From CS294-10 Visualization Sp11
I thought it would be interesting to analyze Community Health Status Indicators provided by the Department of Health and Human Services Centers for Disease Control and Prevention. These data contain 200 measures for each of the 3,141 United States counties. Data from the Centers for disease control was relatively easy to work with. It came in CSV format which imported into Tableau quite easily, however the format of the data (those fields with no data containing negative numbers) made some modifications necessary.
What are the significant health concerns in different parts of the United States? First I thought it would be useful to look at the over all "Leading Cause of Death" for each state. To do this I put the State Name in "columns" and all of the causes of death in Rows. This gave a huge number of small multiples that were not very useful (it also took a while to compile). I think filters are going to be necessary to get a good overview of this data.
Ok, let's just see leading causes of death in the United States...Which gives us negative numbers...that is weird, certainly not what one would expect from "leading causes of death." There must be something going on with the data. After some investigating it turns out that counties without data are indicated with negative numbers (-1111 or -2222), very helpful Centers for Disease Control. Ok need to remove the negative numbers in order to get accurate sums of "leading causes of death."
But this is not too useful since it's just a table of numbers. In order to get a better sense of the leading causes of death overall, by age group and by ethnic group I'll need to group some of this data.
I cannot figure out how to group these data points...I'm going to move on to risk factors.
What risk factors are important in which parts of the country?
Ok, was able to plot average obesity rates across counties in each state in a bar graph and sort by highest to lowest obesity rate:
Was also able to plot the obesity rates on a map:
It would be useful to see dots or bars for each of the risk factors in one graph... Still trying to get each risk factor side by side on a map, but I was able to map the average % of population that doesn't exercise to the color of each dot.

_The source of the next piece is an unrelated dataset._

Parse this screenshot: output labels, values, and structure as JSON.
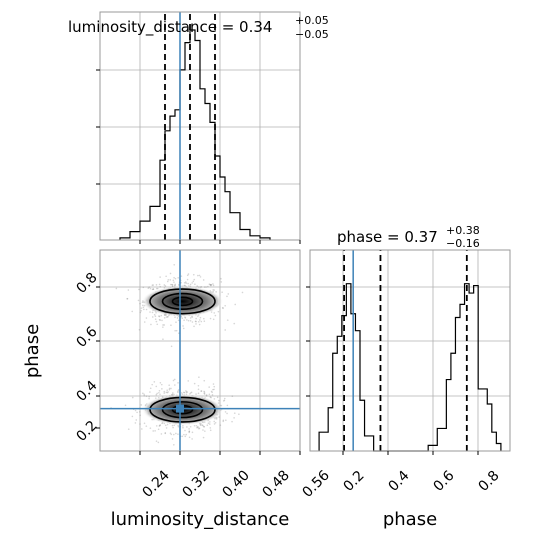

This is going a little better than before, so I think I'll quit now while I'm ahead and come back to this a little later.

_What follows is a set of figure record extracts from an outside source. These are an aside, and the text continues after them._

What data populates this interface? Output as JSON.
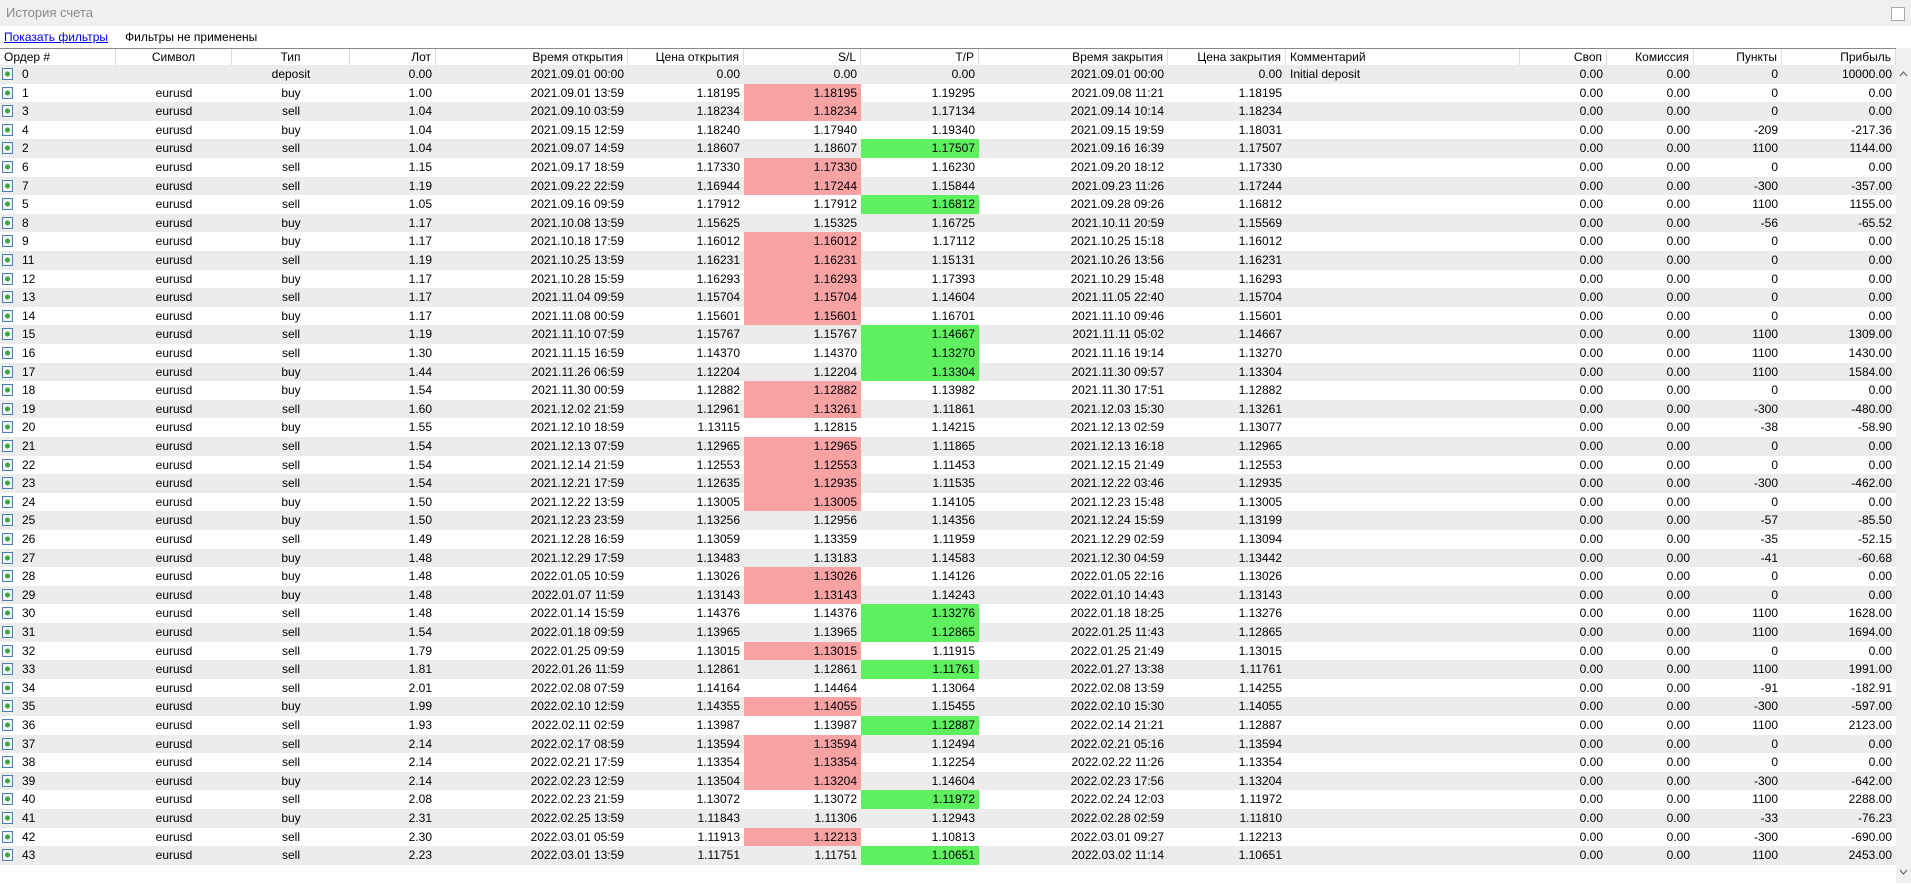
{
  "window": {
    "title": "История счета"
  },
  "toolbar": {
    "link": "Показать фильтры",
    "status": "Фильтры не применены"
  },
  "table": {
    "columns": [
      "Ордер #",
      "Символ",
      "Тип",
      "Лот",
      "Время открытия",
      "Цена открытия",
      "S/L",
      "T/P",
      "Время закрытия",
      "Цена закрытия",
      "Комментарий",
      "Своп",
      "Комиссия",
      "Пункты",
      "Прибыль"
    ],
    "sl_color": "#f7a3a3",
    "tp_color": "#5ff05f",
    "rows": [
      [
        "0",
        null,
        "deposit",
        "0.00",
        "2021.09.01 00:00",
        "0.00",
        "0.00",
        "0.00",
        "2021.09.01 00:00",
        "0.00",
        "Initial deposit",
        "0.00",
        "0.00",
        "0",
        "10000.00"
      ],
      [
        "1",
        "eurusd",
        "buy",
        "1.00",
        "2021.09.01 13:59",
        "1.18195",
        "1.18195",
        "1.19295",
        "2021.09.08 11:21",
        "1.18195",
        null,
        "0.00",
        "0.00",
        "0",
        "0.00"
      ],
      [
        "3",
        "eurusd",
        "sell",
        "1.04",
        "2021.09.10 03:59",
        "1.18234",
        "1.18234",
        "1.17134",
        "2021.09.14 10:14",
        "1.18234",
        null,
        "0.00",
        "0.00",
        "0",
        "0.00"
      ],
      [
        "4",
        "eurusd",
        "buy",
        "1.04",
        "2021.09.15 12:59",
        "1.18240",
        "1.17940",
        "1.19340",
        "2021.09.15 19:59",
        "1.18031",
        null,
        "0.00",
        "0.00",
        "-209",
        "-217.36"
      ],
      [
        "2",
        "eurusd",
        "sell",
        "1.04",
        "2021.09.07 14:59",
        "1.18607",
        "1.18607",
        "1.17507",
        "2021.09.16 16:39",
        "1.17507",
        null,
        "0.00",
        "0.00",
        "1100",
        "1144.00"
      ],
      [
        "6",
        "eurusd",
        "sell",
        "1.15",
        "2021.09.17 18:59",
        "1.17330",
        "1.17330",
        "1.16230",
        "2021.09.20 18:12",
        "1.17330",
        null,
        "0.00",
        "0.00",
        "0",
        "0.00"
      ],
      [
        "7",
        "eurusd",
        "sell",
        "1.19",
        "2021.09.22 22:59",
        "1.16944",
        "1.17244",
        "1.15844",
        "2021.09.23 11:26",
        "1.17244",
        null,
        "0.00",
        "0.00",
        "-300",
        "-357.00"
      ],
      [
        "5",
        "eurusd",
        "sell",
        "1.05",
        "2021.09.16 09:59",
        "1.17912",
        "1.17912",
        "1.16812",
        "2021.09.28 09:26",
        "1.16812",
        null,
        "0.00",
        "0.00",
        "1100",
        "1155.00"
      ],
      [
        "8",
        "eurusd",
        "buy",
        "1.17",
        "2021.10.08 13:59",
        "1.15625",
        "1.15325",
        "1.16725",
        "2021.10.11 20:59",
        "1.15569",
        null,
        "0.00",
        "0.00",
        "-56",
        "-65.52"
      ],
      [
        "9",
        "eurusd",
        "buy",
        "1.17",
        "2021.10.18 17:59",
        "1.16012",
        "1.16012",
        "1.17112",
        "2021.10.25 15:18",
        "1.16012",
        null,
        "0.00",
        "0.00",
        "0",
        "0.00"
      ],
      [
        "11",
        "eurusd",
        "sell",
        "1.19",
        "2021.10.25 13:59",
        "1.16231",
        "1.16231",
        "1.15131",
        "2021.10.26 13:56",
        "1.16231",
        null,
        "0.00",
        "0.00",
        "0",
        "0.00"
      ],
      [
        "12",
        "eurusd",
        "buy",
        "1.17",
        "2021.10.28 15:59",
        "1.16293",
        "1.16293",
        "1.17393",
        "2021.10.29 15:48",
        "1.16293",
        null,
        "0.00",
        "0.00",
        "0",
        "0.00"
      ],
      [
        "13",
        "eurusd",
        "sell",
        "1.17",
        "2021.11.04 09:59",
        "1.15704",
        "1.15704",
        "1.14604",
        "2021.11.05 22:40",
        "1.15704",
        null,
        "0.00",
        "0.00",
        "0",
        "0.00"
      ],
      [
        "14",
        "eurusd",
        "buy",
        "1.17",
        "2021.11.08 00:59",
        "1.15601",
        "1.15601",
        "1.16701",
        "2021.11.10 09:46",
        "1.15601",
        null,
        "0.00",
        "0.00",
        "0",
        "0.00"
      ],
      [
        "15",
        "eurusd",
        "sell",
        "1.19",
        "2021.11.10 07:59",
        "1.15767",
        "1.15767",
        "1.14667",
        "2021.11.11 05:02",
        "1.14667",
        null,
        "0.00",
        "0.00",
        "1100",
        "1309.00"
      ],
      [
        "16",
        "eurusd",
        "sell",
        "1.30",
        "2021.11.15 16:59",
        "1.14370",
        "1.14370",
        "1.13270",
        "2021.11.16 19:14",
        "1.13270",
        null,
        "0.00",
        "0.00",
        "1100",
        "1430.00"
      ],
      [
        "17",
        "eurusd",
        "buy",
        "1.44",
        "2021.11.26 06:59",
        "1.12204",
        "1.12204",
        "1.13304",
        "2021.11.30 09:57",
        "1.13304",
        null,
        "0.00",
        "0.00",
        "1100",
        "1584.00"
      ],
      [
        "18",
        "eurusd",
        "buy",
        "1.54",
        "2021.11.30 00:59",
        "1.12882",
        "1.12882",
        "1.13982",
        "2021.11.30 17:51",
        "1.12882",
        null,
        "0.00",
        "0.00",
        "0",
        "0.00"
      ],
      [
        "19",
        "eurusd",
        "sell",
        "1.60",
        "2021.12.02 21:59",
        "1.12961",
        "1.13261",
        "1.11861",
        "2021.12.03 15:30",
        "1.13261",
        null,
        "0.00",
        "0.00",
        "-300",
        "-480.00"
      ],
      [
        "20",
        "eurusd",
        "buy",
        "1.55",
        "2021.12.10 18:59",
        "1.13115",
        "1.12815",
        "1.14215",
        "2021.12.13 02:59",
        "1.13077",
        null,
        "0.00",
        "0.00",
        "-38",
        "-58.90"
      ],
      [
        "21",
        "eurusd",
        "sell",
        "1.54",
        "2021.12.13 07:59",
        "1.12965",
        "1.12965",
        "1.11865",
        "2021.12.13 16:18",
        "1.12965",
        null,
        "0.00",
        "0.00",
        "0",
        "0.00"
      ],
      [
        "22",
        "eurusd",
        "sell",
        "1.54",
        "2021.12.14 21:59",
        "1.12553",
        "1.12553",
        "1.11453",
        "2021.12.15 21:49",
        "1.12553",
        null,
        "0.00",
        "0.00",
        "0",
        "0.00"
      ],
      [
        "23",
        "eurusd",
        "sell",
        "1.54",
        "2021.12.21 17:59",
        "1.12635",
        "1.12935",
        "1.11535",
        "2021.12.22 03:46",
        "1.12935",
        null,
        "0.00",
        "0.00",
        "-300",
        "-462.00"
      ],
      [
        "24",
        "eurusd",
        "buy",
        "1.50",
        "2021.12.22 13:59",
        "1.13005",
        "1.13005",
        "1.14105",
        "2021.12.23 15:48",
        "1.13005",
        null,
        "0.00",
        "0.00",
        "0",
        "0.00"
      ],
      [
        "25",
        "eurusd",
        "buy",
        "1.50",
        "2021.12.23 23:59",
        "1.13256",
        "1.12956",
        "1.14356",
        "2021.12.24 15:59",
        "1.13199",
        null,
        "0.00",
        "0.00",
        "-57",
        "-85.50"
      ],
      [
        "26",
        "eurusd",
        "sell",
        "1.49",
        "2021.12.28 16:59",
        "1.13059",
        "1.13359",
        "1.11959",
        "2021.12.29 02:59",
        "1.13094",
        null,
        "0.00",
        "0.00",
        "-35",
        "-52.15"
      ],
      [
        "27",
        "eurusd",
        "buy",
        "1.48",
        "2021.12.29 17:59",
        "1.13483",
        "1.13183",
        "1.14583",
        "2021.12.30 04:59",
        "1.13442",
        null,
        "0.00",
        "0.00",
        "-41",
        "-60.68"
      ],
      [
        "28",
        "eurusd",
        "buy",
        "1.48",
        "2022.01.05 10:59",
        "1.13026",
        "1.13026",
        "1.14126",
        "2022.01.05 22:16",
        "1.13026",
        null,
        "0.00",
        "0.00",
        "0",
        "0.00"
      ],
      [
        "29",
        "eurusd",
        "buy",
        "1.48",
        "2022.01.07 11:59",
        "1.13143",
        "1.13143",
        "1.14243",
        "2022.01.10 14:43",
        "1.13143",
        null,
        "0.00",
        "0.00",
        "0",
        "0.00"
      ],
      [
        "30",
        "eurusd",
        "sell",
        "1.48",
        "2022.01.14 15:59",
        "1.14376",
        "1.14376",
        "1.13276",
        "2022.01.18 18:25",
        "1.13276",
        null,
        "0.00",
        "0.00",
        "1100",
        "1628.00"
      ],
      [
        "31",
        "eurusd",
        "sell",
        "1.54",
        "2022.01.18 09:59",
        "1.13965",
        "1.13965",
        "1.12865",
        "2022.01.25 11:43",
        "1.12865",
        null,
        "0.00",
        "0.00",
        "1100",
        "1694.00"
      ],
      [
        "32",
        "eurusd",
        "sell",
        "1.79",
        "2022.01.25 09:59",
        "1.13015",
        "1.13015",
        "1.11915",
        "2022.01.25 21:49",
        "1.13015",
        null,
        "0.00",
        "0.00",
        "0",
        "0.00"
      ],
      [
        "33",
        "eurusd",
        "sell",
        "1.81",
        "2022.01.26 11:59",
        "1.12861",
        "1.12861",
        "1.11761",
        "2022.01.27 13:38",
        "1.11761",
        null,
        "0.00",
        "0.00",
        "1100",
        "1991.00"
      ],
      [
        "34",
        "eurusd",
        "sell",
        "2.01",
        "2022.02.08 07:59",
        "1.14164",
        "1.14464",
        "1.13064",
        "2022.02.08 13:59",
        "1.14255",
        null,
        "0.00",
        "0.00",
        "-91",
        "-182.91"
      ],
      [
        "35",
        "eurusd",
        "buy",
        "1.99",
        "2022.02.10 12:59",
        "1.14355",
        "1.14055",
        "1.15455",
        "2022.02.10 15:30",
        "1.14055",
        null,
        "0.00",
        "0.00",
        "-300",
        "-597.00"
      ],
      [
        "36",
        "eurusd",
        "sell",
        "1.93",
        "2022.02.11 02:59",
        "1.13987",
        "1.13987",
        "1.12887",
        "2022.02.14 21:21",
        "1.12887",
        null,
        "0.00",
        "0.00",
        "1100",
        "2123.00"
      ],
      [
        "37",
        "eurusd",
        "sell",
        "2.14",
        "2022.02.17 08:59",
        "1.13594",
        "1.13594",
        "1.12494",
        "2022.02.21 05:16",
        "1.13594",
        null,
        "0.00",
        "0.00",
        "0",
        "0.00"
      ],
      [
        "38",
        "eurusd",
        "sell",
        "2.14",
        "2022.02.21 17:59",
        "1.13354",
        "1.13354",
        "1.12254",
        "2022.02.22 11:26",
        "1.13354",
        null,
        "0.00",
        "0.00",
        "0",
        "0.00"
      ],
      [
        "39",
        "eurusd",
        "buy",
        "2.14",
        "2022.02.23 12:59",
        "1.13504",
        "1.13204",
        "1.14604",
        "2022.02.23 17:56",
        "1.13204",
        null,
        "0.00",
        "0.00",
        "-300",
        "-642.00"
      ],
      [
        "40",
        "eurusd",
        "sell",
        "2.08",
        "2022.02.23 21:59",
        "1.13072",
        "1.13072",
        "1.11972",
        "2022.02.24 12:03",
        "1.11972",
        null,
        "0.00",
        "0.00",
        "1100",
        "2288.00"
      ],
      [
        "41",
        "eurusd",
        "buy",
        "2.31",
        "2022.02.25 13:59",
        "1.11843",
        "1.11306",
        "1.12943",
        "2022.02.28 02:59",
        "1.11810",
        null,
        "0.00",
        "0.00",
        "-33",
        "-76.23"
      ],
      [
        "42",
        "eurusd",
        "sell",
        "2.30",
        "2022.03.01 05:59",
        "1.11913",
        "1.12213",
        "1.10813",
        "2022.03.01 09:27",
        "1.12213",
        null,
        "0.00",
        "0.00",
        "-300",
        "-690.00"
      ],
      [
        "43",
        "eurusd",
        "sell",
        "2.23",
        "2022.03.01 13:59",
        "1.11751",
        "1.11751",
        "1.10651",
        "2022.03.02 11:14",
        "1.10651",
        null,
        "0.00",
        "0.00",
        "1100",
        "2453.00"
      ]
    ],
    "highlights": [
      null,
      "sl",
      "sl",
      null,
      "tp",
      "sl",
      "sl",
      "tp",
      null,
      "sl",
      "sl",
      "sl",
      "sl",
      "sl",
      "tp",
      "tp",
      "tp",
      "sl",
      "sl",
      null,
      "sl",
      "sl",
      "sl",
      "sl",
      null,
      null,
      null,
      "sl",
      "sl",
      "tp",
      "tp",
      "sl",
      "tp",
      null,
      "sl",
      "tp",
      "sl",
      "sl",
      "sl",
      "tp",
      null,
      "sl",
      "tp"
    ]
  }
}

Tried for quite a while to get multiple risk factors on one map but only succeeded in showing obesity and exercise. That being said I was able to optimize the map a bit to show more clearly the relationship between obesity, exercise and location. I am running into "resource exceeded" errors now. I'm going to try restarting to see if that fixes anything. Apparently not, now I can't even load the image...
Ok, was able to modify the query to be a little less complicated and now it's working again.
Here is the optimized obesity by exercise plot.
I wonder if I can filter by another dimension, like Diabetes to see if there is a trend in obesity and exercise. The following shows only counties with > 10% of the population with diabetes.
But there are a couple of counties of interest, are they anomolies? Look at counties in blue (0-9% obesity and either + or triangle, 0-19.99% of population who don't exercise). These seem to be relatively low risk factors but high diabetes rates. I wonder if there are other factors at play here.
Obviously I'm limited to the data points in the data source so I'll just try some things...like poverty:
Does seem conclusive, I'll also try the various ethnic groups that are tracked including Hispanic, Asian, Native American and Black...also not conclusive...but, most of these counties are primarily white.
What about age factors? Here is a plot of the % of people between 65-85 in these counties with low no-exercise rates obesity and high diabetes.
The first visualization I came up with attempt to plot three variables on a map, rates of obesity, exercise and diabetes. This visualization showed a concentration of high rates of diabetes in counties where there was high obesity and low rates of exercise which is unsurprising. These counties seem to be concentrated in the South-Eastern United States.
However there are some anomalous counties in the mid-west and west with low rates of no-exercise and low rates of obesity that still have high rates of diabetes. To investigate this phenomenon further I created a number of other graphs.
The following shows relatively high elderly populations in these counties which may explain the higher rates of diabetes despite the relatively good exercise and obesity factors in those regions.